It's a remorseful project to try to find the silver lining to what happened in Mayflower and Vilonia on Sunday night.
Two communities were basically wiped out. Unbelievably, triages were set up in Mayflower and Vilonia within hours of each other on the same night.
It's hard to wrap your mind around a storm so powerful it moved 8,000-pound cinder blocks in work zones along the interstate, tossed large trailers across the interstate or wrapped them around each other — and apparently transported a picture that was in a Vilonia school to a spot in Batesville.
People, good folks, in both communities are suffering, homeless and faced with starting over.
It's the downside and risk of living in Arkansas, where tornados are common this time of year.
The tornado was not even a bad memory before we witnessed the upside.
People seemingly came out of nowhere to help neighbors, often people they didn't know. It was like the Minutemen in the early days of our country — except this time they grabbed chainsaws and tools instead of guns and rushed to the aid of their fellow man.
Many of those helping had been disaster victims before and were giving back. Private groups, civic organizations, businesses, church groups and just-plain individuals quickly began organizing, helping, comforting or lining up to help once the rescue efforts were complete. KATV's Justin Lewis interviewed a Canadian couple who were just passing through central Arkansas on the way back home, saw reports of the disaster at the motel where they decided to ride out the storm, then traveled to Mayflower the next day to help where they could.
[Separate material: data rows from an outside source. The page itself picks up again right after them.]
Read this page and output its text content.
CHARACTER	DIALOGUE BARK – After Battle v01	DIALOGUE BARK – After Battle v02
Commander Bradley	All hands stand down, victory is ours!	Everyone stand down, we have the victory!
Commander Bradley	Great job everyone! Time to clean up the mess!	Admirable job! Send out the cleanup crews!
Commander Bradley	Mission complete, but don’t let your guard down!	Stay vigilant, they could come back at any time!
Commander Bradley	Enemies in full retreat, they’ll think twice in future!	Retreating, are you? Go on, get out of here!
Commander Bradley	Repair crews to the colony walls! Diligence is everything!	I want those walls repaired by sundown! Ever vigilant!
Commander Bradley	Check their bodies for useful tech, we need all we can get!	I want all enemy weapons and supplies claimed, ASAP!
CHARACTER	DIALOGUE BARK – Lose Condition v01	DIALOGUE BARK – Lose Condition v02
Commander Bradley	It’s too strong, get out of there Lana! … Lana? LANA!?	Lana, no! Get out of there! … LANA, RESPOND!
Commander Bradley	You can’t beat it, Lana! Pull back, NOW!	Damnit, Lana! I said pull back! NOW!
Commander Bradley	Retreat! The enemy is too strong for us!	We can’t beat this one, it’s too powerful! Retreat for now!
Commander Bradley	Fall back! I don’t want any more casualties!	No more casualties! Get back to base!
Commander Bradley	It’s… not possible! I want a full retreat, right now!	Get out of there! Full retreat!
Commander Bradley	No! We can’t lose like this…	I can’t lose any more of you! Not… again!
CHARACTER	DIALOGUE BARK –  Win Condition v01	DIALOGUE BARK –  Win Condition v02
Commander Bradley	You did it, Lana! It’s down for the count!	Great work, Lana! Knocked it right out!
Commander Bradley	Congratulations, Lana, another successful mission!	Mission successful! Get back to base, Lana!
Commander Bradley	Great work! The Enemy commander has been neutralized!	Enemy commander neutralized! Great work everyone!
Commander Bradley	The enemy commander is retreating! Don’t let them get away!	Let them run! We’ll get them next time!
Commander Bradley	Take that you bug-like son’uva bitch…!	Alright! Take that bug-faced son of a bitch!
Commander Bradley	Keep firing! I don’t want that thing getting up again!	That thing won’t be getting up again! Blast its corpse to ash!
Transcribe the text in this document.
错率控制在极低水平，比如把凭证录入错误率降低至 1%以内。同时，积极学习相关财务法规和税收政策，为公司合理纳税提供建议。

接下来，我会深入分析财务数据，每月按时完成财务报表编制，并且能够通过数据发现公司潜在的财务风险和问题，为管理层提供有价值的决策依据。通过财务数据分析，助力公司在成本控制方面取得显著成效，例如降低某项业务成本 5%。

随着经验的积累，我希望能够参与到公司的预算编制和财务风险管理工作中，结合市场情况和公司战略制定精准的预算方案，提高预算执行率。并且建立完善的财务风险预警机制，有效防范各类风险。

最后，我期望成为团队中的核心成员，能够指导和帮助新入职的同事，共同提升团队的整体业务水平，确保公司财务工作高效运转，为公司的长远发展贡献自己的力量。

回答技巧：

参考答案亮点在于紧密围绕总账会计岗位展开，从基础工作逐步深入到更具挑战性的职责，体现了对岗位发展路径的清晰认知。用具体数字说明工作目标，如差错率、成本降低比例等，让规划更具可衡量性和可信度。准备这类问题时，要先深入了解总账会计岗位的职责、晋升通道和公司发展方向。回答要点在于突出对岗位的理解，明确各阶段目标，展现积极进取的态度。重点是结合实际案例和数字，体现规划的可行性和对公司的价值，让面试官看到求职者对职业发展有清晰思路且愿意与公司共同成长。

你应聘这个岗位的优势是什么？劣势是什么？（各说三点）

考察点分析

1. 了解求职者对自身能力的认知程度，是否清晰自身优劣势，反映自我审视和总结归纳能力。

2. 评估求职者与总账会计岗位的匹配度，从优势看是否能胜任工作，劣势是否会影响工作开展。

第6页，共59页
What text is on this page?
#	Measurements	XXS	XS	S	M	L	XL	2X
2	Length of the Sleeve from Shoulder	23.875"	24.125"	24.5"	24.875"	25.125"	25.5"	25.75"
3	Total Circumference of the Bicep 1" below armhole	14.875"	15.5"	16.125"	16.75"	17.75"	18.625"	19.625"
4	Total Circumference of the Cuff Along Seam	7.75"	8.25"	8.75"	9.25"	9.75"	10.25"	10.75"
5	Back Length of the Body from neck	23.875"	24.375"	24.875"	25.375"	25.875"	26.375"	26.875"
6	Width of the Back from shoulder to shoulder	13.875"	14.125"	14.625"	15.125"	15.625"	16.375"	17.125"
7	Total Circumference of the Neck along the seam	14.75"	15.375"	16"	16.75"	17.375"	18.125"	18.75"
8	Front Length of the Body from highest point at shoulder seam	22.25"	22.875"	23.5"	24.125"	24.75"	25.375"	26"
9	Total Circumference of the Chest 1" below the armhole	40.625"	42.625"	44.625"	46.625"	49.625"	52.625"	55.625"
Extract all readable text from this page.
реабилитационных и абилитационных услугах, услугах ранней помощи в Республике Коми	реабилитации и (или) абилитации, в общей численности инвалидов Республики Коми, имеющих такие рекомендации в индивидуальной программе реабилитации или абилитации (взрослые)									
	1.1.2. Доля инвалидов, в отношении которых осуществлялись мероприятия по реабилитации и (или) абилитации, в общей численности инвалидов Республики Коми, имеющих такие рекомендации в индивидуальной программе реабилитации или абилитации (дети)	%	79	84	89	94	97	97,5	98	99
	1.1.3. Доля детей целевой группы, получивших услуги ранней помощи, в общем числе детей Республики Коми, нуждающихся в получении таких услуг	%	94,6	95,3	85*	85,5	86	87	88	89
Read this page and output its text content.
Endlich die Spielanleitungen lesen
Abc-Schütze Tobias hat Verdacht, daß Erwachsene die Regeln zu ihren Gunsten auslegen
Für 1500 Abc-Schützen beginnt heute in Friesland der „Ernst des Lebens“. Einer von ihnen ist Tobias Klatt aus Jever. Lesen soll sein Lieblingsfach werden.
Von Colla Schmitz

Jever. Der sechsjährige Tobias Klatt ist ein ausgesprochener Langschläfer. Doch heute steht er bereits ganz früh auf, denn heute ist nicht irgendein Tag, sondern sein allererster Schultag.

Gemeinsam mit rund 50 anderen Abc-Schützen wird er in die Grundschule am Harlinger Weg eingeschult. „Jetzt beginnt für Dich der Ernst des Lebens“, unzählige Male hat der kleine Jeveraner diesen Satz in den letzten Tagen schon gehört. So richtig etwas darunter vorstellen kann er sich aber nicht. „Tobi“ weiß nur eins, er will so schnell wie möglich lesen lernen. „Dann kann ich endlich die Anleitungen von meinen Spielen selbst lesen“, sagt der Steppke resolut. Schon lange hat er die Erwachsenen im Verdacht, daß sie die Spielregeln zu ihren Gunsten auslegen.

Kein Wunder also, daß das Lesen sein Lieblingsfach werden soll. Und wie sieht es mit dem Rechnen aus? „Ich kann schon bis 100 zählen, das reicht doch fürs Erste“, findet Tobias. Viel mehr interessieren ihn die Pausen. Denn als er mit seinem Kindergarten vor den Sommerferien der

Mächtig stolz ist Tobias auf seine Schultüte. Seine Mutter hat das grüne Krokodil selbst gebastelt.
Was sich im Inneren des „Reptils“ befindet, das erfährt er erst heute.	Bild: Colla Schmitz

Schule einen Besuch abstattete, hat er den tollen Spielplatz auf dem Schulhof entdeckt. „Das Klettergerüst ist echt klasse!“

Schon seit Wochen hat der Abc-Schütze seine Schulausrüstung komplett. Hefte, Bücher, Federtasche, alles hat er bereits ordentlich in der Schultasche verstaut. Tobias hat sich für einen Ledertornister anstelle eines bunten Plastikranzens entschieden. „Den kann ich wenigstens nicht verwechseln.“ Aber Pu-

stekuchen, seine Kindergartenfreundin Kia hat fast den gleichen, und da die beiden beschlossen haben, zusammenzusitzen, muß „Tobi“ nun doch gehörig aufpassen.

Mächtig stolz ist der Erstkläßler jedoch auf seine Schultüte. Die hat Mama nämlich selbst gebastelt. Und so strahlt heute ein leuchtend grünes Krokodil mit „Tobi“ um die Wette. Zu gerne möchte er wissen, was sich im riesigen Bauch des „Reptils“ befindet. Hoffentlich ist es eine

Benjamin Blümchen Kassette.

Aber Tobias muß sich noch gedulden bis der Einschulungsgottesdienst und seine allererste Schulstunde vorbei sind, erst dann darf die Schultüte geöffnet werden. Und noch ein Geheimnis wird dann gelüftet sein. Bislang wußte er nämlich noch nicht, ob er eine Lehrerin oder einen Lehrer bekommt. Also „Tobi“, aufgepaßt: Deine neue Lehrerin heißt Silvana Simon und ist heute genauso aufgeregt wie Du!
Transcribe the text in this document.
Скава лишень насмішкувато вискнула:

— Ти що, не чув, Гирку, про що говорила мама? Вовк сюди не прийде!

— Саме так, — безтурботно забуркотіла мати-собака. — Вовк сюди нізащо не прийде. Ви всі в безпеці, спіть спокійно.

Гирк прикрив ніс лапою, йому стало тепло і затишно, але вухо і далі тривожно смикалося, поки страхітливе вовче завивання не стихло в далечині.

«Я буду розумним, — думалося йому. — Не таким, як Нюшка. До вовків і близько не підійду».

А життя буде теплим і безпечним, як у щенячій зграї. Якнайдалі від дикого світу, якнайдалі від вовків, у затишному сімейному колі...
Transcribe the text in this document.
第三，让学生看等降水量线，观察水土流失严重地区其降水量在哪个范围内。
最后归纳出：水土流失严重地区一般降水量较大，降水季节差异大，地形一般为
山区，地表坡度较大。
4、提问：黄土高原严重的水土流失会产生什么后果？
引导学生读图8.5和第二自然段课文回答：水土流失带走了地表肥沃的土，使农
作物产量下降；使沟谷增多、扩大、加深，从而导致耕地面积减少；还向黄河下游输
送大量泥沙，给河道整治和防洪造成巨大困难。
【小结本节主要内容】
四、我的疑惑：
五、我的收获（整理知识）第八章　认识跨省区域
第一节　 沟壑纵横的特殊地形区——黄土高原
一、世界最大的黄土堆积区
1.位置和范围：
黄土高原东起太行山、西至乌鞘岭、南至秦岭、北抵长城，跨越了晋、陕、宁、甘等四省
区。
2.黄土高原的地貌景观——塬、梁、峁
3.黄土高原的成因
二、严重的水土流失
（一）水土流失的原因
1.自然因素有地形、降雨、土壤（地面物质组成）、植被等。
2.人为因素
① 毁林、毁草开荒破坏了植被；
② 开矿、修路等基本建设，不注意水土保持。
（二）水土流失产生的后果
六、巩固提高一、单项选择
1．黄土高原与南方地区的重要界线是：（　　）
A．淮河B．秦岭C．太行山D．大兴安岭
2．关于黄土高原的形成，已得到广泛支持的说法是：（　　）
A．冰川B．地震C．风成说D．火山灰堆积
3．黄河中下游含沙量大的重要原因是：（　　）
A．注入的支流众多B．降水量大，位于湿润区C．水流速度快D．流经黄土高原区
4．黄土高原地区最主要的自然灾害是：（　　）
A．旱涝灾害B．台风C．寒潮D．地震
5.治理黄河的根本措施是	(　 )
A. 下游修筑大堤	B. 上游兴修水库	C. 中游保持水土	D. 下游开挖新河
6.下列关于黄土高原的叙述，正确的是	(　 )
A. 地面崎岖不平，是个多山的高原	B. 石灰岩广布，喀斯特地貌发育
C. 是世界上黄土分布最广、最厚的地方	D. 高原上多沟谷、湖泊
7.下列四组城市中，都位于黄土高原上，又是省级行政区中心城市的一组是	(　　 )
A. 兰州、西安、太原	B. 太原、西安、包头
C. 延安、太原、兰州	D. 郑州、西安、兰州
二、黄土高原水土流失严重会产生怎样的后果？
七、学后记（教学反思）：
The good in humanity doesn't have borders.
And folks learned some lessons from that 2011 tornado that devastated parts of Vilonia. Safe rooms were built in schools and buildings that were automatically opened by warning sirens. Those safe rooms protected hundreds in Vilonia on Sunday night. One death is too many, but no telling how many lives were saved by the construction of those areas after the 2011 event.
Tim Horton at Auburn and Chris Curry at Northwestern State, two coaches who grew up in our community, immediately offered their thoughts, prayers and concerns through social media to those suffering. Jen Bielema, wife of Razorback head football coach Bret Bielema, took to Twitter early Monday morning asking how she and others in northwest Arkansas could help.
As a natural disaster pulled things apart, a whole lot of people came together.
We often measure the quality of life in a community by structures and events and natural resources and the feel-good stuff. But often the real measure of a community is displayed by the response to disasters and those feel-bad moments.
Love your neighbor. The meaning of that commandment was starkly manifest by the wave of mental support and physical aid that blew in shortly after that devastating tornado roared away.